Reporter de choc dans un journal à sensation, Malisard fait équipe avec le photographe Prévot. A force de traîner leurs guêtres en quête d'événements sanglants, ils ont acquis le surnom de «cow-boys». Un jour, les deux petits garçons couleur café au lait de Prévot disparaissent à la sortie de l'école. Croyant à un enlèvement, Malisard et Prévot déclarent très officiellement leur absence à la presse et entreprennent des recherches...

Fixeur

De Adrian Sitaru

1h35min35

Radu, un jeune et ambitieux journaliste veut se faire un nom dans la presse internationale. Quand deux prostituées mineures sont rapatriées de France, il est engagé comme fixeur dans l’équipe d’une chaîne de télévision française dirigée par un journaliste reconnu. Mais durant le voyage, les intentions, les ambitions et les limites de chacun vont se révéler.

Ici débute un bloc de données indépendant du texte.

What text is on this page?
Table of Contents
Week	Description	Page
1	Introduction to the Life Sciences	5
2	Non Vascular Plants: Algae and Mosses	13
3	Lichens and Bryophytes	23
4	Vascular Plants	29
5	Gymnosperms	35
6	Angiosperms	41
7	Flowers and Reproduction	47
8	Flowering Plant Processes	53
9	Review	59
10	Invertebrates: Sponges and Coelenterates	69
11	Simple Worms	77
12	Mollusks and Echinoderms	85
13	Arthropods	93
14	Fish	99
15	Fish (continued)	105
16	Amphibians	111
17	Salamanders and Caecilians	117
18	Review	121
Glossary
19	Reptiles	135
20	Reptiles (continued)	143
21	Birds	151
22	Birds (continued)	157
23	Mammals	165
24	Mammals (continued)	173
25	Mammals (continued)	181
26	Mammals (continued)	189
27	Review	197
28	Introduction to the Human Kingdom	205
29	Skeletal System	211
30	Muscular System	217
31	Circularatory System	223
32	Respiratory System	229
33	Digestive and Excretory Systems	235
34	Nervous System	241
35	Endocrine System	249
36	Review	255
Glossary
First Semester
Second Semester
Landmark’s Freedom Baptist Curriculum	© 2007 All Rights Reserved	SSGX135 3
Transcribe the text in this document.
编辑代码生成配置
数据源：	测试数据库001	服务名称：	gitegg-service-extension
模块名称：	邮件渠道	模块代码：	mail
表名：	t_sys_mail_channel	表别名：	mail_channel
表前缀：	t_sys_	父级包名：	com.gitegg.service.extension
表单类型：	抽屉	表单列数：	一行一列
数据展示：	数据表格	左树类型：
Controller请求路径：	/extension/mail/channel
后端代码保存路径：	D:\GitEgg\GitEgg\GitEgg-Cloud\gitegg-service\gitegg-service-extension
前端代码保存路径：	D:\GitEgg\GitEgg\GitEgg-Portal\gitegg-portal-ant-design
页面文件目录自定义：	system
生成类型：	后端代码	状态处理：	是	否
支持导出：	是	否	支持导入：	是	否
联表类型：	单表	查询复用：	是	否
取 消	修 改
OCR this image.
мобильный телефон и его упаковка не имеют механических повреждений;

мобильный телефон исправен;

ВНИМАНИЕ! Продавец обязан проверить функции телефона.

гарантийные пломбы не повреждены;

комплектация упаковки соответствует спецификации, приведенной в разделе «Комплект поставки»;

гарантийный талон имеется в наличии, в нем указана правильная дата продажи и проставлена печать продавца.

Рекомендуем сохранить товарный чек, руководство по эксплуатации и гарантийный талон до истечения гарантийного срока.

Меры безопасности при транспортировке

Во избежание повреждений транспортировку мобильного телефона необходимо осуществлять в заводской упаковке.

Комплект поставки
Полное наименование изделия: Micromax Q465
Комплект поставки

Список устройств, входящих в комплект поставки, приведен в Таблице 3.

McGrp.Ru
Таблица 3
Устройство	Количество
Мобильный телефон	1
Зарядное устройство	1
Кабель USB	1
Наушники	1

Plantu L'éditorial en caricature

De Julien Plantureux

51min40

Ce documentaire est un portrait de Plantu, caricaturiste pour les journaux Le Monde et l'Express. Le film montre la création du dessin de Plantu, qu'il soit au quotidien au Monde, ou à l'hebdomadaire L'Express. Grâce à l'intervention de nombreux collaborateurs de ces deux journaux (Edwy Plenel, André Fontaine, Michel Labro...), on entre dans les coulisses du métier de reporter-dessinateur. Le travail de Plantu ne s'arrête pas à la réalisation de dessins: celui-ci va à la rencontre de dessinateurs étrangers, réalise des interviews politiques (Yasser Arafat et Shimon Peres), présente des expositions de ses dessins et donne des conférences. Le film aborde différentes questions, particulièrement la notion de censure ou d'autocensure (point de désaccord entre Plantu et ses rédacteurs en chef). Plantu compare également l'exercice de son métier avec celui des dessinateurs en Iran, au Sri Lanka, à Madagascar et à Singapour. Différentes personnalités interviennent dans ce film: Régis Debray s'interroge sur le conformiste du dessin de Plantu, Jean-Pierre Chevènement revient sur les dessins durant la guerre du Golfe et les compare avec ceux de la Corse, Guy Bedos et François Rollin ironisent sur l'emphase des hommes politiques qualifiant Plantu de "meilleur éditorialiste de la presse" :  la succession d'éloges des députés de toutes tendances filmés à l'Assemblée Nationale prête en effet à sourire. Ce film permet de découvrir le travail de Plantu et dévoile un aspect inconnu de son oeuvre : la sculpture.